Ya sea que se presente o no este síndrome, hay que visualizar el nido vacío como la oportunidad para redescubrirse en lo individual y como pareja; reinventarse y comenzar la nueva etapa aprovechando la experiencia, madurez y la estabilidad económica.
Y para muestra compartimos algunas de las ventajas que nos comparten quienes ya se encuentran en esta etapa, la Sra. Cáceres y su esposo don Joaquín.
Se reducen los conflictos familiares, ya que los hijos dejan de estar a cargo de los papás y por ende, no son responsables de si llegan tarde al trabajo, de que olviden lavar o planchar la ropa; “eso ya les toca”, nos dijo la Sra. Cáceres.

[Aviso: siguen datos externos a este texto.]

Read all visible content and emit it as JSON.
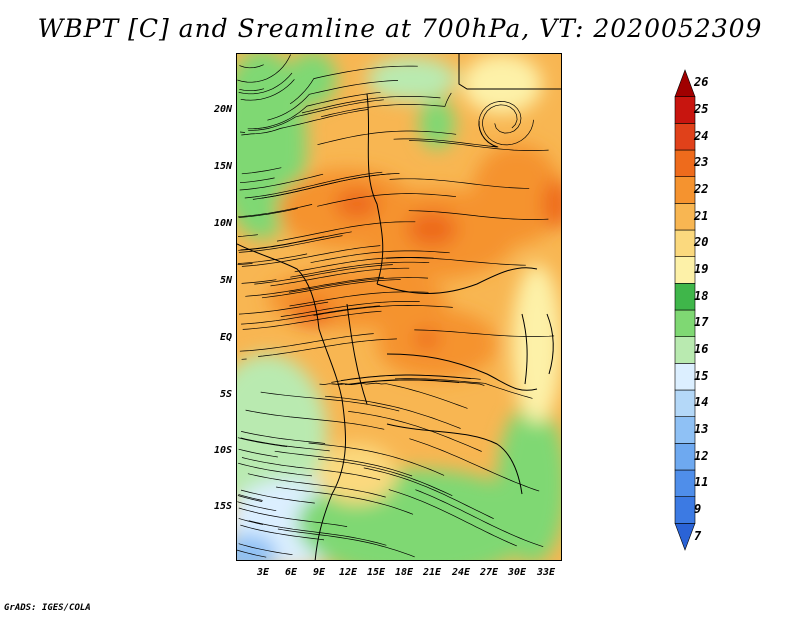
{
  "title": "WBPT [C] and Sreamline at 700hPa, VT: 2020052309",
  "footer": "GrADS: IGES/COLA",
  "lat_labels": [
    "20N",
    "15N",
    "10N",
    "5N",
    "EQ",
    "5S",
    "10S",
    "15S"
  ],
  "lon_labels": [
    "3E",
    "6E",
    "9E",
    "12E",
    "15E",
    "18E",
    "21E",
    "24E",
    "27E",
    "30E",
    "33E"
  ],
  "colorbar": {
    "labels": [
      "7",
      "9",
      "11",
      "12",
      "13",
      "14",
      "15",
      "16",
      "17",
      "18",
      "19",
      "20",
      "21",
      "22",
      "23",
      "24",
      "25",
      "26"
    ],
    "colors": [
      "#2a63d6",
      "#3c7ae3",
      "#4f8eea",
      "#6ea9f0",
      "#8fc1f5",
      "#b4d8f8",
      "#dcefff",
      "#b9eab0",
      "#7fd873",
      "#3fb64a",
      "#fdf1a8",
      "#fbd97e",
      "#f8b652",
      "#f5932f",
      "#ee6b1c",
      "#e0411a",
      "#c8150f",
      "#a00000"
    ]
  },
  "map_data": {
    "variable": "WBPT",
    "units": "C",
    "level": "700hPa",
    "valid_time": "2020052309",
    "lon_range": [
      0,
      35
    ],
    "lat_range": [
      -22,
      24
    ]
  }
}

Es tiempo para viajar y conocer el mundo, pues la agenda se libera, al no tener la responsabilidad de las actividades y horarios de los hijos; “ya jubilados los dos, tenemos con qué, así que nos hemos ido a viajar a veces en pareja, otras en grupo; nos lo merecemos”, afirma don Joaquín.
Ambos coinciden en que la principal ventaja del nido vacío es reencontrarse uno con otro (como pareja), reavivar intereses y aficiones, y vivir sus últimos años de vida con una mejor calidad en su matrimonio.
Y no se trata de que los hijos desaparezcan del mapa, pues la comunicación se mantiene, las reuniones familiares son constantes y los nietos “la corona” de los abuelitos.
El nido vacío es el tiempo de y para la pareja.
¿CÓMO AFRONTAR EL SÍNDROME DEL NIDO VACÍO?
Para afrontar el síndrome del nido vacío, tenemos algunos consejos, los cuales pueden ampliarse de acuerdo a la forma en que cada pareja viva el proceso.
1. Recuerden que el cambio es la constante de la vida, por lo que la partida de los hijos es un ciclo más que da paso a otro.
2. Ajusten sus actividades y horarios; ahora el tiempo es para disfrutarlo en lo individual y en pareja, pues también deben tener un equilibrio.
3. Mantengan contacto con los hijos, pero no asuman la carga de sus responsabilidades; por supuesto que pueden apoyarles, pero no les resuelvan lo que corresponde resolver a ellos.
4. Visualicen esta etapa como la ocasión para iniciar una relación de adultos con los hijos; dejen atrás los regaños y sermones, den paso al diálogo y al consejo, sin imposiciones. Al final las decisiones que tomen, serán de los hijos.

5. Retomen actividades que dejaron de hacer; exploren nuevas aficiones e intereses.
6. Realicen viajes cortos a lugares cercanos, y viajes prolongados a lugares lejanos: recorran el país y el mundo de ser posible.
7. Quizá les interese aprender un nuevo idioma, estudiar algún diplomado o hasta concluir el posgrado pendiente.
8. Compren plantas o cultiven su propio huerto y aprendan a cuidarlo juntos; es una actividad que además beneficia al medio ambiente.
Con éstas y otras acciones se logra disminuir el tiempo que dura el síndrome del nido vacío, ¿cuáles agregarías a la lista?
HAY UNA NUEVA VIDA PARA LOS EMPTY NESTERS: EL NUEVO PROYECTO DE HOGAR
La nueva vida después del nido vacío, es una experiencia que lejos de ser trágica, se convierte en el parteaguas para vivir la última etapa de la vida con paz y tranquilidad.
Por eso, es sumamente recomendable renovar la experiencia y las emociones de iniciar juntos nuevos e importantes proyectos.

La opción ideal es la búsqueda de un nuevo espacio de vivienda, siendo lo más adecuado mudarse a un departamento. Este tipo de propiedades ofrecen ventajas ideales para los empty nesters: Ubicarse en zonas habituales para la pareja, mayor seguridad, menor esfuerzo de mantenimiento, amenidades y sobretodo, la posibilidad de decorar y adaptar totalmente a su gusto todos los espacios de inmueble; haciendo su hogar soñado, una realidad.